A vegetable-cooking bible with more than 250 full-flavor recipes, moving vegetables into the center of the plate from the realm of sides and salads, from James Beard and IACP award-winner Christopher Kimball's Milk Street

Leave behind your sad steamed broccoli, your bland boiled cabbage, your lackluster canned peas, and make room for an exciting new world of vegetable cooking featuring high-heat roasts, drizzles of turmeric-infused honey, and stir-fries aromatic with Sichuan peppercorns, ginger and garlic. Milk Street Vegetables will transform the way you cook, eat, and think about produce as you discover rich flavors and layers of texture through these inspired recipes that will have you seeing vegetables as much more than an afterthought to any meal.

With 250-plus vegetable-forward recipes (many of them vegan or vegetarian), this cookbook highlights the diversity and depth of flavor that vegetables offer while also showing how meat and dairy can play a supporting role as savory or flavor-enhancing seasonings, from a sprinkle of ground pork in a vegetable stir fry or a bit of chopped pancetta to flavor dry-fried cauliflower.
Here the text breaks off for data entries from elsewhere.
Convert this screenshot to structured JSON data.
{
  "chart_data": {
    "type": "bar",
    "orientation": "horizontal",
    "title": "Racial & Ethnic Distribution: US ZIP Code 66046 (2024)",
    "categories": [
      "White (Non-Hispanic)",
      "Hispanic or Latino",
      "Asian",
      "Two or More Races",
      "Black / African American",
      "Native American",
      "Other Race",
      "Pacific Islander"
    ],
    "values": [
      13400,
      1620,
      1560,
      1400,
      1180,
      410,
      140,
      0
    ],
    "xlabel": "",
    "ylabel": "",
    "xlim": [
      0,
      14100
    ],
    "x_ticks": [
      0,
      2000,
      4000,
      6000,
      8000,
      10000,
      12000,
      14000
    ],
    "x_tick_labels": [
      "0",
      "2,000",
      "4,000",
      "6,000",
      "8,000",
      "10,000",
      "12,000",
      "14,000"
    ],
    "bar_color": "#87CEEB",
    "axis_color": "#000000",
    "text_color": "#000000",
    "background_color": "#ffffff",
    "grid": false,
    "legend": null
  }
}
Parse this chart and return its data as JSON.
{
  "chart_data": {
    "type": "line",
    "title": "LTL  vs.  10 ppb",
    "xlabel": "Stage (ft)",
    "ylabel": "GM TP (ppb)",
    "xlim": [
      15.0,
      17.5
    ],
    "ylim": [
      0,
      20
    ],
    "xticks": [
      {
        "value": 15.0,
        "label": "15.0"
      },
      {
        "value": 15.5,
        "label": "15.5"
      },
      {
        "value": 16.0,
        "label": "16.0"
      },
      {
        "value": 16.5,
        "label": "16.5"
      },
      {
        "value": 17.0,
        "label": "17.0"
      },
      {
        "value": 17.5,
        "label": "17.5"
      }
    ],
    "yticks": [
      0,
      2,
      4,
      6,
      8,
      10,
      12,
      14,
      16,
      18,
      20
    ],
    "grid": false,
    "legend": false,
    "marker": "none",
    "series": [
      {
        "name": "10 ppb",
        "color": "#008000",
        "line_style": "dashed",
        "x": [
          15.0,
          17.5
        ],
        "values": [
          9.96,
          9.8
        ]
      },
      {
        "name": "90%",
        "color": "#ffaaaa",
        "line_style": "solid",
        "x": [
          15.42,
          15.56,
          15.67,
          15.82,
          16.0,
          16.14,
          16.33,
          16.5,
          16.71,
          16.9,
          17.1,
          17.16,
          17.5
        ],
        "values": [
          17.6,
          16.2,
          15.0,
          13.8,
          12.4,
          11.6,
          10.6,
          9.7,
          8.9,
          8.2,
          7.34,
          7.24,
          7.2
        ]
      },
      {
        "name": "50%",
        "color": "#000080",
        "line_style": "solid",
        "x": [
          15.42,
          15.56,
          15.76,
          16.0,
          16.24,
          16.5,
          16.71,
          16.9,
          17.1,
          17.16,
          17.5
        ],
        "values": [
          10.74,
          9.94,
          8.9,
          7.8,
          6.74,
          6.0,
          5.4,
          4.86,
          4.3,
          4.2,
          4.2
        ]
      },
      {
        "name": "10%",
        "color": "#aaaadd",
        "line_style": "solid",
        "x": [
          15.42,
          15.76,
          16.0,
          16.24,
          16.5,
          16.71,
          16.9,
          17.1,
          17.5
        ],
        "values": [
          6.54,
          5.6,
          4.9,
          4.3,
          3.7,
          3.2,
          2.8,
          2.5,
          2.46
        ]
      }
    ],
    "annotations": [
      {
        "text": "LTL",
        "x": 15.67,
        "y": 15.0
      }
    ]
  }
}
Organized by ingredient, Milk Street: Vegetables will span the produce aisle and farmer's market, from the staples you already love to a few new items you've always been curious about but didn't know how to approach. Whether it's mellowing honey-glazed Brussels sprouts with a speedy skillet char or boiling-then-roasting whole heads of cauliflower until caramel rich, Vegetables once again provides the signature Milk Street mix of ease and technique that will answer the home chef's essential question--What should I make tonight?--and change the way you cook.